En 2018, l'Ecole urbaine de Lyon a soutenu 5 projets doctoraux issus d'établissements de l'Université de Lyon. Interview de Rayan Bouchali, doctorant en microbiologie urbaine à l'Université Claude Bernard Lyon 1, qui s'intéresse aux incidences des activités urbaines sur le comportement des bactéries.

- Quel est votre parcours universitaire et vos thèmes d’études de prédilection ? 
 
Après un baccalauréat scientifique, je me suis dirigé vers la première année commune aux études de santé (PACES), au terme de laquelle j’ai décidé de me réorienter. Après une première année assez généraliste en faculté de sciences, je me suis spécialisé en microbiologie. J’ai obtenu ma licence à l’Université de Montpellier. Cette discipline large m’a ouvert les portes de divers Masters : infectiologie, épidémiologie, immunologie, mais ma préférence est allée vers l’écologie microbienne et l’interaction des micro-organismes avec les végétaux, les animaux ou les insectes, toujours à l’Université de Montpellier. Durant mon stage de Master, j’ai pu travailler sur l’impact des eaux usées urbaines ou hospitalières sur les communautés bactériennes des eaux traitées, mais aussi de leur environnement récepteur. Ces travaux nous ont amenés à construire, mes directeurs de thèse et moi-même, un projet de recherche qui m’a permis d’obtenir un contrat doctoral financé par l’Ecole Urbaine de Lyon. 
 
- Sur quel sujet de thèse travaillez-vous ? Autour de quels enjeux et quels objectifs ? 
 
Ce projet de recherche croise des concepts propres à des disciplines semblant très différentes :  l’écologie microbienne, plus précisément la microbiologie urbaine, l’urbanisme et la sociologie. J’étudie le lien entre les morphotypes urbains, industriels, péri-urbains et la persistance de certaines espèces bactériennes pathogènes. Ces études s’effectuent en collaboration avec des sociologues/urbanistes, qui sont présents sur le terrain, lors de mes prélèvements, afin de décrire au mieux tout ce qu’il est possible d’observer.

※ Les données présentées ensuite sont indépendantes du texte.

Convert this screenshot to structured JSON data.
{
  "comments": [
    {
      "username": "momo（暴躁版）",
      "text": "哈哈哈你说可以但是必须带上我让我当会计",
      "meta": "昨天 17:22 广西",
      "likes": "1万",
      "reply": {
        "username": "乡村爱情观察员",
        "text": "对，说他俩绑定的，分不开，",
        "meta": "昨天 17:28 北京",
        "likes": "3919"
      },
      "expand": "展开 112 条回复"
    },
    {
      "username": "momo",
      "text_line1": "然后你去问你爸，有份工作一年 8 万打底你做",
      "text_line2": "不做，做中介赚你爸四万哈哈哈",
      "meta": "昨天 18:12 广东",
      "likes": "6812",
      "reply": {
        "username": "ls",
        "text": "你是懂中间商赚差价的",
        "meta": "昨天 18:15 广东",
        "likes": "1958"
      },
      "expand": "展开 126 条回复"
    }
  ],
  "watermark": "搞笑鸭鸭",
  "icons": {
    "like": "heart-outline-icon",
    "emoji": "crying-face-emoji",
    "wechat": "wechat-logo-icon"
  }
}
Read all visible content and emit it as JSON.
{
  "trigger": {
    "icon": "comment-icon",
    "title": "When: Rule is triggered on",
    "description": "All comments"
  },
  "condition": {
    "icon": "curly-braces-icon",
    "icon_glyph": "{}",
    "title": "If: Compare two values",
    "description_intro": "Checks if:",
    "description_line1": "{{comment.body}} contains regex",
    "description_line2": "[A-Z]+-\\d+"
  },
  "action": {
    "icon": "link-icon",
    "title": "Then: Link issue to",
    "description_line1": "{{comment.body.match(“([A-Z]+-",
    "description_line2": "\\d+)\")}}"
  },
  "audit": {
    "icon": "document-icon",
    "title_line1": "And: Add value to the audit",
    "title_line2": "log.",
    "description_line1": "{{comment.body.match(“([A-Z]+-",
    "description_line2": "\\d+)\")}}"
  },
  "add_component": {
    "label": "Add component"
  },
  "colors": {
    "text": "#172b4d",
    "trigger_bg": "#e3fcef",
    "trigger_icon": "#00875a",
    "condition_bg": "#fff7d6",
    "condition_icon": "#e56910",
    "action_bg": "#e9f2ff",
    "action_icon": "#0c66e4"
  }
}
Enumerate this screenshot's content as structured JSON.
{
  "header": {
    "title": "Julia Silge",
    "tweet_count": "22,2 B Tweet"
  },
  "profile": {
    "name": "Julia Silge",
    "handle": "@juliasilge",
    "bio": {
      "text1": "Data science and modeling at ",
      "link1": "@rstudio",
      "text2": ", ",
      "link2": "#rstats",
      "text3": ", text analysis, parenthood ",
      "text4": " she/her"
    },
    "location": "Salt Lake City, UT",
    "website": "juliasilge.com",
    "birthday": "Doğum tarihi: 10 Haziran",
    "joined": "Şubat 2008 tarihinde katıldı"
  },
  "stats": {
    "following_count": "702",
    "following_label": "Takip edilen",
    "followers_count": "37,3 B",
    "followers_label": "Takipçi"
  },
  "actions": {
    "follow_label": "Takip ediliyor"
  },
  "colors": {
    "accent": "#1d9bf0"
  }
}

Cela me permet de confronter leur jeu de données avec le mien, afin de déterminer quel types d’activités sont sujets à dissémination ou à exposer les utilisateurs à ces micro-organismes. Dans un second temps, j’approfondis cette recherche en essayant de comprendre quels sont les déterminants génétiques (e.g. gènes de résistances, gènes de dégradation …) à l’origine de la persistance urbaine des bactéries étudiées. 
 
Ce projet de recherche vise à mieux comprendre l’écologie des bactéries pathogènes en ville, afin de définir des points-clés sur lesquels agir pour éviter la dissémination, l’exposition ou le développement de résistance par ces bactéries. 
 
- Quelles opportunités scientifiques et de formation apporte l’Ecole Urbaine de Lyon ? 
 
L’Ecole Urbaine de Lyon met en contact des personnes ayant investi des disciplines et des spécialités différenciées, ce qui est très enrichissant d’un point de vue scientifique. Par ailleurs, elle propose une grande variété de séminaires, de cours publics, de plateaux radio. Le fait de pouvoir participer et intervenir pour communiquer sur nos travaux de recherche est également très formateur. La pluridisciplinarité des interlocuteurs et des personnes encadrant les doctorants procure, enfin, l'opportunité d’avoir une autre vision de sa propre recherche, permettant de dégager de nouvelles hypothèses, de nouvelles questions, de nouveaux points critiques. 
 
- Où vous voyez-vous après la thèse ? 
 
Si j’espère obtenir un poste de chercheur ou d’enseignant-chercheur en microbiologie dans la recherche publique, je ne me ferme pas, pour autant, les portes à une carrière dans l’industriel et le privé. 
 
Sujet de thèse Rayan BOUCHALI, Université Claude Lyon 1, ED E2M2 : 
« Incidence des organisations et activités urbaines sur la structuration de la diversité bactérienne, dont la dissémination d’espaces pathogènes et la sélection de génotypes virulents et résistants aux antimicrobiens ». Lieu de travail : laboratoire d’Ecologie microbienne Lyon. Directeur de thèse : Benoit Cournoyer
 
 Photo : Juliana De Noli.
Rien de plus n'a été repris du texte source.